In justifying its refusal to comply with the Council’s request, the Department explained that its policies are confidential, and that “the safety and efficiency of the police department” would be “severely compromised” were the policies made public. The City Attorney representing the police added—somewhat remarkably—that individual councilmembers could file Freedom of Information Act (FOIA) requests to access “unrestricted” police documents. In short: the Council had no right to review policies that the Department preferred to keep secret.
Unfortunately, requests for information about police department policies and practices too often are met with a no.
Earlier this year, the Sheriff’s Department in Dutchess County, New York, refused to comply with a federal subpoena to turn over its policy regarding “the types of reports” that officers must fill out whenever they use Tasers or stun guns. The reason? Because “the criminal element could take steps to circumvent these procedures.” The Department’s attorneys failed to explain how the criminal element could make use of this information. The fact that many departments post their Taser policies online casts serious doubt on the Sheriff’s Department’s blanket assertion of privilege.

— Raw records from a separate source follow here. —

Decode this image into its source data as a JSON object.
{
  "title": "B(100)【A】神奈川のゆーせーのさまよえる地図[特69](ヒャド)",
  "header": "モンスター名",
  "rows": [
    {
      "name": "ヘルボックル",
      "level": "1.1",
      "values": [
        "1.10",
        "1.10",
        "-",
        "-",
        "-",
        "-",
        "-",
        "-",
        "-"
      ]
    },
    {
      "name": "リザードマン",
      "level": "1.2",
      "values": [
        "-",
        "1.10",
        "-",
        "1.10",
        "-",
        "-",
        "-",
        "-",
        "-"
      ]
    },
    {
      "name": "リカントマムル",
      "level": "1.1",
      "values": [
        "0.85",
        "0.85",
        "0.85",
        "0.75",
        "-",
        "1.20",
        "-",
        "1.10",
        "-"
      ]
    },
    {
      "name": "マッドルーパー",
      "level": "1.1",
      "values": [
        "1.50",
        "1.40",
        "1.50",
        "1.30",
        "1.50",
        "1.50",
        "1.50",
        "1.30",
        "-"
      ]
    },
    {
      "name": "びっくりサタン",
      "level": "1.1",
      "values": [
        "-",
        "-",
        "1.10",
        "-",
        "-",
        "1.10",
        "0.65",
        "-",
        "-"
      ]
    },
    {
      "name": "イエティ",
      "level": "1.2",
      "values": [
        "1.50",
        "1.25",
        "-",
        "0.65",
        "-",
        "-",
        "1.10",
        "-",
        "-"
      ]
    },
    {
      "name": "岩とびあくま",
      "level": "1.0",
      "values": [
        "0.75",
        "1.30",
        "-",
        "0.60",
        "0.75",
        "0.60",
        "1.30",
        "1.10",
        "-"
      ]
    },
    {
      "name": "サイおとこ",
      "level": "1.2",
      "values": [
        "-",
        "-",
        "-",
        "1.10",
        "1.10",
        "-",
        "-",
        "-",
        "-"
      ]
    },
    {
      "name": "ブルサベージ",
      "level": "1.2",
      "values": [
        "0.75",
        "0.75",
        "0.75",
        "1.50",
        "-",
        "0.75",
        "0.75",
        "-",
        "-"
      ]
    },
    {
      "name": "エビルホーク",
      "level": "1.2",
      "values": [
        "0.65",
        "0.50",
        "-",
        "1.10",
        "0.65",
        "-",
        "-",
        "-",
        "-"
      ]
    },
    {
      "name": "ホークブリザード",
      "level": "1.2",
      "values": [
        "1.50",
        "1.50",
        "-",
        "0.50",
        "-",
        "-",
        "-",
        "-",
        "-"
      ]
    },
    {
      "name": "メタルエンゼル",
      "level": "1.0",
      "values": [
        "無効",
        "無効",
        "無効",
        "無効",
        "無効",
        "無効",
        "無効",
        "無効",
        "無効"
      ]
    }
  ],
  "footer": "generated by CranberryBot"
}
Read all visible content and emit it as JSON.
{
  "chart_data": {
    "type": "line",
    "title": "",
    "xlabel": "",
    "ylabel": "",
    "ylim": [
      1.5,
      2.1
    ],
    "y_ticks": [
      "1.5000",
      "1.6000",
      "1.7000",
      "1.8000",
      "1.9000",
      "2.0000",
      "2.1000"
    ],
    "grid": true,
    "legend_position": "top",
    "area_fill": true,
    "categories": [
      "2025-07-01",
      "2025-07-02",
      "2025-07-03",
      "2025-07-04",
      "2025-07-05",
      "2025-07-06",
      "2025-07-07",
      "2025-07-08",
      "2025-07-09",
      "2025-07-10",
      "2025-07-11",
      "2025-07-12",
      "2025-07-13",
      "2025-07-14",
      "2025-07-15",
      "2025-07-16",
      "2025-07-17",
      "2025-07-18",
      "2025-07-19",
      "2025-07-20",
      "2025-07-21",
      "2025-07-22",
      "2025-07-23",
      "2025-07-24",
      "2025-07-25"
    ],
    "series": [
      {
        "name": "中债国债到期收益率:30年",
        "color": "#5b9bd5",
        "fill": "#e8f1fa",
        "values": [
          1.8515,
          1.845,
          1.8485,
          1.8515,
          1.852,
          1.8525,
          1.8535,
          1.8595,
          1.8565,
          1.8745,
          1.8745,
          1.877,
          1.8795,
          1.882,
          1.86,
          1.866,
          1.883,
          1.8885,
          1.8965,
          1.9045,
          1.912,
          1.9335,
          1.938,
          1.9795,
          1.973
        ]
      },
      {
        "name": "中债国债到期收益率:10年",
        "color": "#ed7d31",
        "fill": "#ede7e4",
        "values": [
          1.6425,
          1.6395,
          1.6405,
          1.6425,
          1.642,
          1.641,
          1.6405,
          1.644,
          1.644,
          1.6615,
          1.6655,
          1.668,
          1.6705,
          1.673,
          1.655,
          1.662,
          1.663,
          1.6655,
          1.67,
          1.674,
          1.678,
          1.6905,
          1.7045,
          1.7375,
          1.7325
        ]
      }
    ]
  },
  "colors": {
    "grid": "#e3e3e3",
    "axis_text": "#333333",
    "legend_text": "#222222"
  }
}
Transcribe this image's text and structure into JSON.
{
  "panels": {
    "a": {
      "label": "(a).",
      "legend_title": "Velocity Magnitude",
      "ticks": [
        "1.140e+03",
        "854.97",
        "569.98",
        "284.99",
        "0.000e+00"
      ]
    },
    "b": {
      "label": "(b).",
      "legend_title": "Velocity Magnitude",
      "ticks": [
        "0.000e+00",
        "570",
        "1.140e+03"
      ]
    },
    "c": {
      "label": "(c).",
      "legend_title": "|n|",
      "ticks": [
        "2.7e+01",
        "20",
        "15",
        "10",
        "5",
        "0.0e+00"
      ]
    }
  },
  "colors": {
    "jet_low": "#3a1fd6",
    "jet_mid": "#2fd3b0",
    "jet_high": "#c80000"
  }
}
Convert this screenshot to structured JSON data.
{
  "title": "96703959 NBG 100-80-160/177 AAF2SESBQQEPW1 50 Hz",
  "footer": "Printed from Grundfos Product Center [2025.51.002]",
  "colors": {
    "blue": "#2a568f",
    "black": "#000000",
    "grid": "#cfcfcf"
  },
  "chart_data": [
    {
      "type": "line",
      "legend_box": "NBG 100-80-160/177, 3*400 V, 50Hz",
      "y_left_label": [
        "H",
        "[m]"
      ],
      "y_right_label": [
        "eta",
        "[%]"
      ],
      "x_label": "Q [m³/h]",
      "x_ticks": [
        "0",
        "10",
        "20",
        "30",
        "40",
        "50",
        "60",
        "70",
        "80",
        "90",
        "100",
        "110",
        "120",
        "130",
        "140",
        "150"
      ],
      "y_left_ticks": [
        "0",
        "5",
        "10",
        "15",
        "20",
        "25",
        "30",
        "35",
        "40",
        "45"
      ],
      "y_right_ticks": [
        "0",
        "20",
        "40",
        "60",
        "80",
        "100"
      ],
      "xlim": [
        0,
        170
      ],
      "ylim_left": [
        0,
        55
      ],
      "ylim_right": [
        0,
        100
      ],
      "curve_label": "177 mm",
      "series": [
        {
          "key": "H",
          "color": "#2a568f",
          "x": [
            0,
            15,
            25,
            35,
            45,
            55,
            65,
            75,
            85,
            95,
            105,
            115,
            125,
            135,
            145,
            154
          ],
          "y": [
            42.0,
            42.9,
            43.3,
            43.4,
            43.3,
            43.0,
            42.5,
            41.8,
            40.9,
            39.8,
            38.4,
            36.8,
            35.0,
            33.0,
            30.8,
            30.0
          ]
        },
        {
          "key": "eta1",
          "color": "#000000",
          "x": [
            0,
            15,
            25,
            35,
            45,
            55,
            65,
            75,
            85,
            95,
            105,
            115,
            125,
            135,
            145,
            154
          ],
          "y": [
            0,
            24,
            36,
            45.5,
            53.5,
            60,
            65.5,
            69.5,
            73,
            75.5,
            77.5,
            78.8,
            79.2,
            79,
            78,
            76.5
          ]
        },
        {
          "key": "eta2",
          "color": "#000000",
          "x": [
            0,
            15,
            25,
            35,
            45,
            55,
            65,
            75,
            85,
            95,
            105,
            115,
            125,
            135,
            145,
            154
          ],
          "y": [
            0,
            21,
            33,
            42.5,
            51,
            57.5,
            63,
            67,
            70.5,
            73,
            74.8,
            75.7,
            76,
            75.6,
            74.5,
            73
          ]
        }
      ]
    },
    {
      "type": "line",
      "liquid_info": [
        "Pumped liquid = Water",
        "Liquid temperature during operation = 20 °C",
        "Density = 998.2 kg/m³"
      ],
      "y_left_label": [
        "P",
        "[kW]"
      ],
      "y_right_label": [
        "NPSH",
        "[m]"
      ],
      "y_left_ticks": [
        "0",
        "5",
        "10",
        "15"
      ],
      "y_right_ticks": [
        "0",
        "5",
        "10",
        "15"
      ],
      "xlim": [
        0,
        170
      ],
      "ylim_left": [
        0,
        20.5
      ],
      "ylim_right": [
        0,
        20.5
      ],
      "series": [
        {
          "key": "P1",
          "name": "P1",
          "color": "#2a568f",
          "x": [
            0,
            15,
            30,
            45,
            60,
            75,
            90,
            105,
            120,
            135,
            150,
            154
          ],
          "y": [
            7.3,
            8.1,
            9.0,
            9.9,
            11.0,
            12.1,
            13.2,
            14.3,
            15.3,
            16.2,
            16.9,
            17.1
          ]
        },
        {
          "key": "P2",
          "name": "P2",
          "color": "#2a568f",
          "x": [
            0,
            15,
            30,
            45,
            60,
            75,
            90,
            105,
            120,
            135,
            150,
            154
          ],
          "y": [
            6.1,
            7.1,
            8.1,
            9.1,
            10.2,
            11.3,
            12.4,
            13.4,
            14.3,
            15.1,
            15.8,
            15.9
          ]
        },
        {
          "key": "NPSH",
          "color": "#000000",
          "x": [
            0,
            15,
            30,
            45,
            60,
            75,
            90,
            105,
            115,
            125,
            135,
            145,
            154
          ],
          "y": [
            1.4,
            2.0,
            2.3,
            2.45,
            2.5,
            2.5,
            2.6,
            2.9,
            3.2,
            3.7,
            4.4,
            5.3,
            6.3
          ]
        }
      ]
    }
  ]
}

And in 2014, the New York City Police Department twice denied a blogger’s FOIA request for the Department’s policy on handling FOIA petitions, claiming that the policy itself was exempt from disclosure because a Department attorney had participated in its drafting. (The NYPD later insisted there was no such policy, and then ultimately turned over the policy along with the rest of the department’s manual.)
These incidents reflect a culture of secrecy surrounding policing that is fundamentally inconsistent with democratic accountability. As Ypsilanti councilmember Pete Murdoch explained, “If those policies are not forthcoming, city council cannot exercise its responsibility to oversee the operations of the city.”
To be clear, secrecy undoubtedly has a role to play in policing. Law enforcement is difficult, dangerous work, and police officials are right to be concerned with releasing information that would make it easier for criminals to evade detection or that would put police officers at risk. But the need for secrecy is not nearly as acute as some police officials claim.
The key distinction is between operational details and governing law.
For example, we would not want a police department to broadcast its protocols regarding the optimal placement of listening devices or its techniques for recruiting confidential informants. Making this information public would indeed encourage circumvention and potentially put officers at risk. But the same cannot be said for a department’s policies on when the use of these techniques would be appropriate—for which crimes, based on what level of suspicion, and with whose approval. Nor is there a plausible argument for withholding a department’s policies regarding consent searches, public protests, or the use of force. All of these policies can be made public—and be publicly debated—without undermining law enforcement interests.
Indeed, what is encouraging is that a lot of police departments seem to agree. Enough, in fact, that it undermines claims by other departments that extensive secrecy is necessary. Departments in Austin, Los Angeles, Chicago, and the District of Columbia all have made their manuals easily accessible on their department websites, as have departments in smaller towns like Fullerton, California, and East Haven, Connecticut. The FBI likewise has made its manual available online, although redacted in part. When many departments make a certain policy public, with no evident ill effect, claims of secrecy become more doubtful.
Even the Ypsilanti Chief of Police ultimately softened his stance. At the next City Council meeting, the Chief explained that although he would not disclose the department’s “active shooter” protocols for fear of putting officers at risk, he would be willing to share with councilmembers the department’s use of force continuum, as well as its policies for handling demonstrations. This is a welcome first step. But departments can and should do more by making their policies freely available to the public, thereby inviting robust public debate over the form that such policies should take.